To lay the crisis at the doorstep of liturgical reforms - yes, reforms - is to offer a dangerously simplistic answer to a much, much more complex question.
And I always adhere to the maxim, "Beware the man with the simple answer."
PI: If I thought that celebrating mass in the vernacular, non-use of the maniple, or exchanging the sign of peace during mass were the causes of the "crisis" we face
I walk on both sides of the liturgical fence, and doubt I've ever met a single person who thought these things were the "cause" of the current crisis of faith and worship. If indeed no such person exists, the specter you conjure may qualify as the ultimate straw man argument, truly one few of us can ever hope to surpass, whatever heights of exaggeration we strive for.

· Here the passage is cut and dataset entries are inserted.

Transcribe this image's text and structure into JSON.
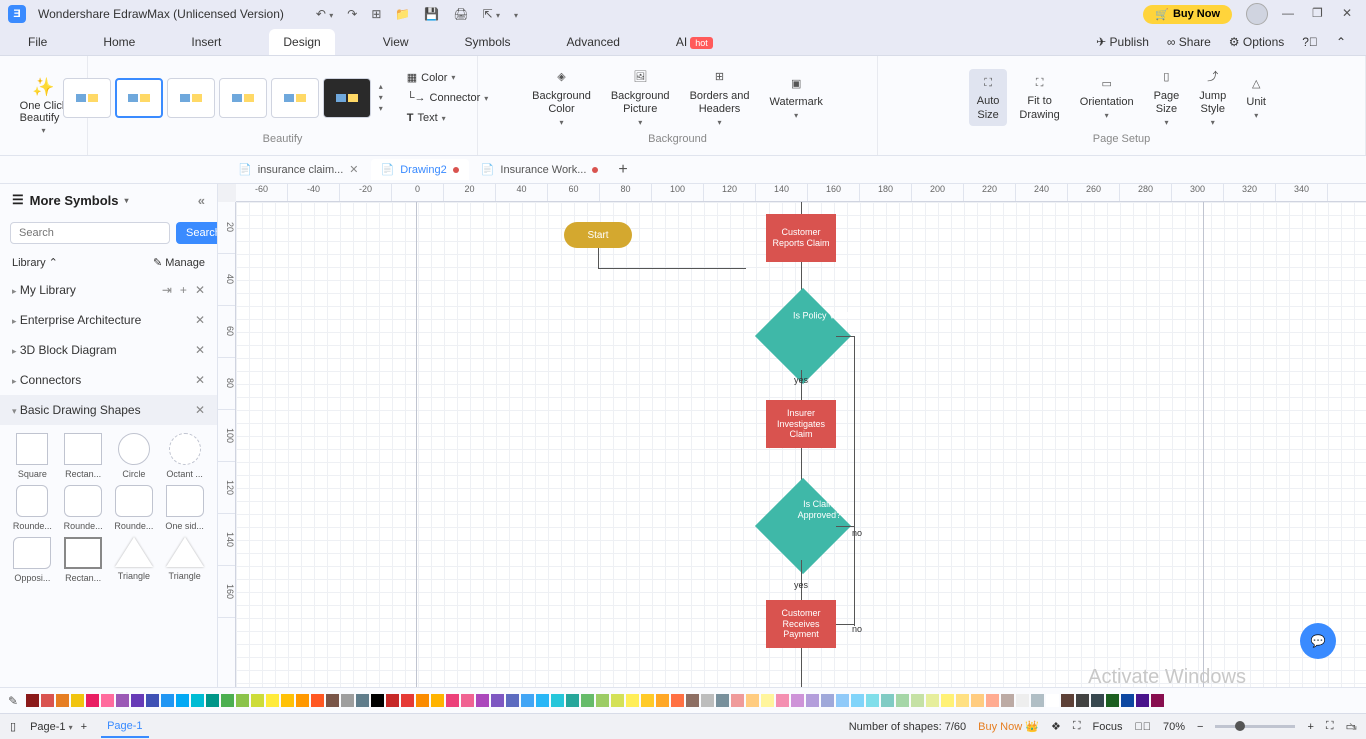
{
  "titlebar": {
    "app_name": "Wondershare EdrawMax (Unlicensed Version)",
    "buy": "Buy Now"
  },
  "menu": {
    "items": [
      "File",
      "Home",
      "Insert",
      "Design",
      "View",
      "Symbols",
      "Advanced",
      "AI"
    ],
    "active": 3,
    "ai_badge": "hot",
    "publish": "Publish",
    "share": "Share",
    "options": "Options"
  },
  "ribbon": {
    "beautify_btn": "One Click\nBeautify",
    "beautify_label": "Beautify",
    "color": "Color",
    "connector": "Connector",
    "text": "Text",
    "bg_color": "Background\nColor",
    "bg_pic": "Background\nPicture",
    "borders": "Borders and\nHeaders",
    "watermark": "Watermark",
    "bg_label": "Background",
    "auto_size": "Auto\nSize",
    "fit": "Fit to\nDrawing",
    "orient": "Orientation",
    "page_size": "Page\nSize",
    "jump": "Jump\nStyle",
    "unit": "Unit",
    "ps_label": "Page Setup"
  },
  "tabs": [
    {
      "name": "insurance claim...",
      "active": false,
      "dirty": false,
      "closable": true
    },
    {
      "name": "Drawing2",
      "active": true,
      "dirty": true,
      "closable": false
    },
    {
      "name": "Insurance Work...",
      "active": false,
      "dirty": true,
      "closable": false
    }
  ],
  "sidebar": {
    "title": "More Symbols",
    "search_ph": "Search",
    "search_btn": "Search",
    "library": "Library",
    "manage": "Manage",
    "cats": [
      "My Library",
      "Enterprise Architecture",
      "3D Block Diagram",
      "Connectors",
      "Basic Drawing Shapes"
    ],
    "shapes": [
      "Square",
      "Rectan...",
      "Circle",
      "Octant ...",
      "Rounde...",
      "Rounde...",
      "Rounde...",
      "One sid...",
      "Opposi...",
      "Rectan...",
      "Triangle",
      "Triangle"
    ]
  },
  "ruler_h": [
    "-60",
    "-40",
    "-20",
    "0",
    "20",
    "40",
    "60",
    "80",
    "100",
    "120",
    "140",
    "160",
    "180",
    "200",
    "220",
    "240",
    "260",
    "280",
    "300",
    "320",
    "340"
  ],
  "ruler_v": [
    "20",
    "40",
    "60",
    "80",
    "100",
    "120",
    "140",
    "160"
  ],
  "flowchart": {
    "start": "Start",
    "n1": "Customer Reports Claim",
    "d1": "Is Policy Valid?",
    "y1": "yes",
    "n2": "Insurer Investigates Claim",
    "d2": "Is Claim Approved?",
    "no1": "no",
    "y2": "yes",
    "n3": "Customer Receives Payment",
    "no2": "no"
  },
  "colors": [
    "#8b1a1a",
    "#d9534f",
    "#e67e22",
    "#f1c40f",
    "#e91e63",
    "#ff6b9d",
    "#9b59b6",
    "#673ab7",
    "#3f51b5",
    "#2196f3",
    "#03a9f4",
    "#00bcd4",
    "#009688",
    "#4caf50",
    "#8bc34a",
    "#cddc39",
    "#ffeb3b",
    "#ffc107",
    "#ff9800",
    "#ff5722",
    "#795548",
    "#9e9e9e",
    "#607d8b",
    "#000000",
    "#c62828",
    "#e53935",
    "#fb8c00",
    "#ffb300",
    "#ec407a",
    "#f06292",
    "#ab47bc",
    "#7e57c2",
    "#5c6bc0",
    "#42a5f5",
    "#29b6f6",
    "#26c6da",
    "#26a69a",
    "#66bb6a",
    "#9ccc65",
    "#d4e157",
    "#ffee58",
    "#ffca28",
    "#ffa726",
    "#ff7043",
    "#8d6e63",
    "#bdbdbd",
    "#78909c",
    "#ef9a9a",
    "#ffcc80",
    "#fff59d",
    "#f48fb1",
    "#ce93d8",
    "#b39ddb",
    "#9fa8da",
    "#90caf9",
    "#81d4fa",
    "#80deea",
    "#80cbc4",
    "#a5d6a7",
    "#c5e1a5",
    "#e6ee9c",
    "#fff176",
    "#ffe082",
    "#ffcc80",
    "#ffab91",
    "#bcaaa4",
    "#eeeeee",
    "#b0bec5",
    "#ffffff",
    "#5d4037",
    "#424242",
    "#37474f",
    "#1b5e20",
    "#0d47a1",
    "#4a148c",
    "#880e4f"
  ],
  "status": {
    "page_sel": "Page-1",
    "page_tab": "Page-1",
    "shapes": "Number of shapes: 7/60",
    "buy": "Buy Now",
    "focus": "Focus",
    "zoom": "70%"
  },
  "watermark": "Activate Windows"
}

Henry, indeed - as I have commented on another thread, I do reciprocate the 'sign of peace' although I find it non-liturgical and rather silly and pointless. I also attend the OF as often as I do the EF, and don't object to the vernacular per se, although my preference is for Latin.
Pater Ignotus tends to home in on a remark one has made, take it to extremes, and worry it like a dog a bone. This enables him to evade the main thrust of the argument. Immutability and change are irreconcilable but continuity and change can co-exist despite an obvious dichotomy. One can be so fixated with the importance of continuity as to deny the necessity for change. On the other hand an enthusiasm for change can lead to an impatience with continuity. There is ample evidence that the mindset of the 1960s reformers inclined them towards the latter.
Cardinal Ratzinger did not say that the crisis in the Church was entirely due to the disintegration of the liturgy, but he was convinced that it was 'to a large extent' due to it. The Church had to face serious challenges in the second half of the last century, and abandoning her ancient liturgy, watering down her teachings and appearing to embrace a relativist agenda was arguably not the best way of dealing with them.